I couldn’t help but remember those hillbilly assholes Madeline had left us for. Back then, I’d had a really bad feeling about this. Now? Not so much. I wondered if it was Nadia’s hope that deluded me into a false sense of safety, or if deep down a part of me longed to rejoin society as it used to be, making me equally blind to danger. The fact that I felt like assuming the worst was my default setting now gave me an answer in and of itself.
Easing the car toward the gate, I let it roll until we were in talking distance, the others following behind. One of the men up on the palisade was leaning forward, so I shouted up to him first.
“Hey there.”
A woman appeared by his side, her grey hair whipping around in the light breeze. She must have been sixty, maybe even older, but looked as spry as a teenager.
“Are you the folks coming over from Illinois?”
There was caution in her voice, but also a measure of hope. I briefly looked at Nate again, but he still seemed set on letting me do the talking.

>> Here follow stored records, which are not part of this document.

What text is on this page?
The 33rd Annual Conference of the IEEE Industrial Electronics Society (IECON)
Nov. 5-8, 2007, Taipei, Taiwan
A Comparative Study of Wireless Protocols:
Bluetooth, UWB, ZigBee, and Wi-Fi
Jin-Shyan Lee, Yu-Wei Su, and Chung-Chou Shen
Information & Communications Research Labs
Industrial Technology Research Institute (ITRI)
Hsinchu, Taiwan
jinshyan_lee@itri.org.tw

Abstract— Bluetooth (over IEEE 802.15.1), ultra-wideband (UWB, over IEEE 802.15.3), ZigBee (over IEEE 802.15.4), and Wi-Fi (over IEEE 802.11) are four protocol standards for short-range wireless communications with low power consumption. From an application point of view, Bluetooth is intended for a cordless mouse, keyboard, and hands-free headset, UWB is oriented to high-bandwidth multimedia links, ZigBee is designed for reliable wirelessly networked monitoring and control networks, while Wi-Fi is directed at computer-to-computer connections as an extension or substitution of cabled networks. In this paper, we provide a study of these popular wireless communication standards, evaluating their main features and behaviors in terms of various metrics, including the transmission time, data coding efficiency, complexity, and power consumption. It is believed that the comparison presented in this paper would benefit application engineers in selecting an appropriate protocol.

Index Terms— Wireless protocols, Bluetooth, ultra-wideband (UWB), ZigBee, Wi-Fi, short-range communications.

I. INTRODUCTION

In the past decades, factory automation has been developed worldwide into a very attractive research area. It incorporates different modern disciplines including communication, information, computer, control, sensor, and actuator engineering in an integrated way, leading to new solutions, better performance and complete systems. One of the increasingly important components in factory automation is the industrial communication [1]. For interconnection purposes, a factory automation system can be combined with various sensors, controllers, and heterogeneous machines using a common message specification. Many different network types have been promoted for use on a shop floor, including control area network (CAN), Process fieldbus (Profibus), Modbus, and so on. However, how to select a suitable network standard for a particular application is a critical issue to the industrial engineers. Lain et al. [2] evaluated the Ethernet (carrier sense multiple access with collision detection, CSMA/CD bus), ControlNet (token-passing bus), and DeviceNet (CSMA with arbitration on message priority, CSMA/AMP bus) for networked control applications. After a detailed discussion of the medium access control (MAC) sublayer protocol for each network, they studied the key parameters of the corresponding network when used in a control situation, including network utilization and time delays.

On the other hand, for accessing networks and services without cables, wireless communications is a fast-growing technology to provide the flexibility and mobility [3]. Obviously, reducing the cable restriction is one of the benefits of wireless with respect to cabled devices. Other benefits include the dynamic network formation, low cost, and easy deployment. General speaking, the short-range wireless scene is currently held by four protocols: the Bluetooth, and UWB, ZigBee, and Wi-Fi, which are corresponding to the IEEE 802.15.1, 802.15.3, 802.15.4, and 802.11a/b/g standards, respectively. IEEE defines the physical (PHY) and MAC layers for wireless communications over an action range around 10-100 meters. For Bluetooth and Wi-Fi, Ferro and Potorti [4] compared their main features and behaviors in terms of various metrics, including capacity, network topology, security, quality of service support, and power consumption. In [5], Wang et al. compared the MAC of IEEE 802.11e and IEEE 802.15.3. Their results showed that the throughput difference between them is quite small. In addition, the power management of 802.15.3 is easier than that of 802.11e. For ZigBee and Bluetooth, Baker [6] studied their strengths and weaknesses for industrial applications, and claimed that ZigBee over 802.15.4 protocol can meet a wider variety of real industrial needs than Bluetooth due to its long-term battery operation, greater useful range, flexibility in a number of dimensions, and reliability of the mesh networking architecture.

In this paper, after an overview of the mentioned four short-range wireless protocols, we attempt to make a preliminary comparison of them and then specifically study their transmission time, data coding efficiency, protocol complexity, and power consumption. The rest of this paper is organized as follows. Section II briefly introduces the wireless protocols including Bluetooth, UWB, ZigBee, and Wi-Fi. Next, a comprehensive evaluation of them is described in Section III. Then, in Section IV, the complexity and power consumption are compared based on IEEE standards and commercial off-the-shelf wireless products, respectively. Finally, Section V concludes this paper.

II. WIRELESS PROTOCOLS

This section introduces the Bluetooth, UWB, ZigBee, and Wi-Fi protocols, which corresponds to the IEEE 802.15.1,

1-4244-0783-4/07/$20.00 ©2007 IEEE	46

“Did you get our radio messages?” I asked, cautious about answering her question first. “We weren’t sure anyone would receive the transmissions.”
She hesitated, but then nodded. “We did.” That obviously still left some guessing open to who we were, but I decided to just go ahead.
“We have several women and children with us who need shelter. A place to live, permanently, if possible. One of them told us she has family here. Her name is Nadia. Her niece is with her, too.” I cast around my mind for the girl’s name, but kept coming up blank until Nate whispered, “Penelope,” to me. “Penny,” I shouted up to the woman.